Abstract

Abstract: Fictional texts focusing on translators and translation have proliferated in world literature during the last fifty years. Thanks to the recent and commonly named “fictional turn” in Translation Studies, fictional translators have been studied and analyzed much more and made ever more visible. This visibility serves to consider translators not as mere interlingual photocopiers but as social beings that operate in particular sociocultural contexts. Two stories from Latin America, “Notas al pie” (Footnotes) by Rodolfo Walsh (1967) and “Notas ao pe da pagina” (Footnotes) by Moacyr Scliar (1995), introduce translators who are uncomfortable with having to occupy a second-rate space.
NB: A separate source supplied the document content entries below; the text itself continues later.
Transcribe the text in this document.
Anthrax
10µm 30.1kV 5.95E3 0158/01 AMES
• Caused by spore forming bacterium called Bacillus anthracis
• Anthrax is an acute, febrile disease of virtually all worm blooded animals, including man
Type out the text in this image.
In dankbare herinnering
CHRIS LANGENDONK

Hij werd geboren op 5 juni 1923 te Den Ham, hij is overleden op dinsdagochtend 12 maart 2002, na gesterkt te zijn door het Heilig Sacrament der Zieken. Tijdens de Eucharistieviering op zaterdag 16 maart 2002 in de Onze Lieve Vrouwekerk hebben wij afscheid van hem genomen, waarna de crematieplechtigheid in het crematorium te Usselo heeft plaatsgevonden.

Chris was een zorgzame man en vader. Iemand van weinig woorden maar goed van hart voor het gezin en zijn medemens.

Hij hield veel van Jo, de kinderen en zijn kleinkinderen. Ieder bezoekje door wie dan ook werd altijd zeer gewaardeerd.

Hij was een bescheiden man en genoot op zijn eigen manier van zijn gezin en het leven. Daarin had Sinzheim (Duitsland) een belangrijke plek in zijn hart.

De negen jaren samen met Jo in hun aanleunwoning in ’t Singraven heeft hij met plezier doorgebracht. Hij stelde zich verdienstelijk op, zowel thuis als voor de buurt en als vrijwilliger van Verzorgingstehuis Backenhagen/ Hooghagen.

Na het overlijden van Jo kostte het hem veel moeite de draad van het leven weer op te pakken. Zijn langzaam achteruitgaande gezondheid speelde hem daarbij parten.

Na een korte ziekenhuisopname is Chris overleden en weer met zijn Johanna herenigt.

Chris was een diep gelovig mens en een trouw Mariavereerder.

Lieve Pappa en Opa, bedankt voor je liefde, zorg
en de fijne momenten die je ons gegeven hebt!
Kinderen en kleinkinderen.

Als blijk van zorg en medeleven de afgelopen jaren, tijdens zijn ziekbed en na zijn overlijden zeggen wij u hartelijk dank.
The fictional translators’ footnotes utilize whole pages (effectively taking over in each of the stories) and usurp a space that is conventionally assigned only to writers/authors of a text. The translators in these stories have found a way to use these explanatory comments to their advantage. Since footnotes are often not well-received by many readers, who consider them temporary interruptions and/or a nuisance, they are usually kept to a minimum. Our fictional translators, however, increase the size and number of footnotes dramatically. The clear-cut hierarchical relationships between writer/author and translator are reversed in these stories to unveil the struggle for power that exists between the figures of author and translator. Both stories can also serve as pedagogical tools to discuss the exciting world of Translation Studies.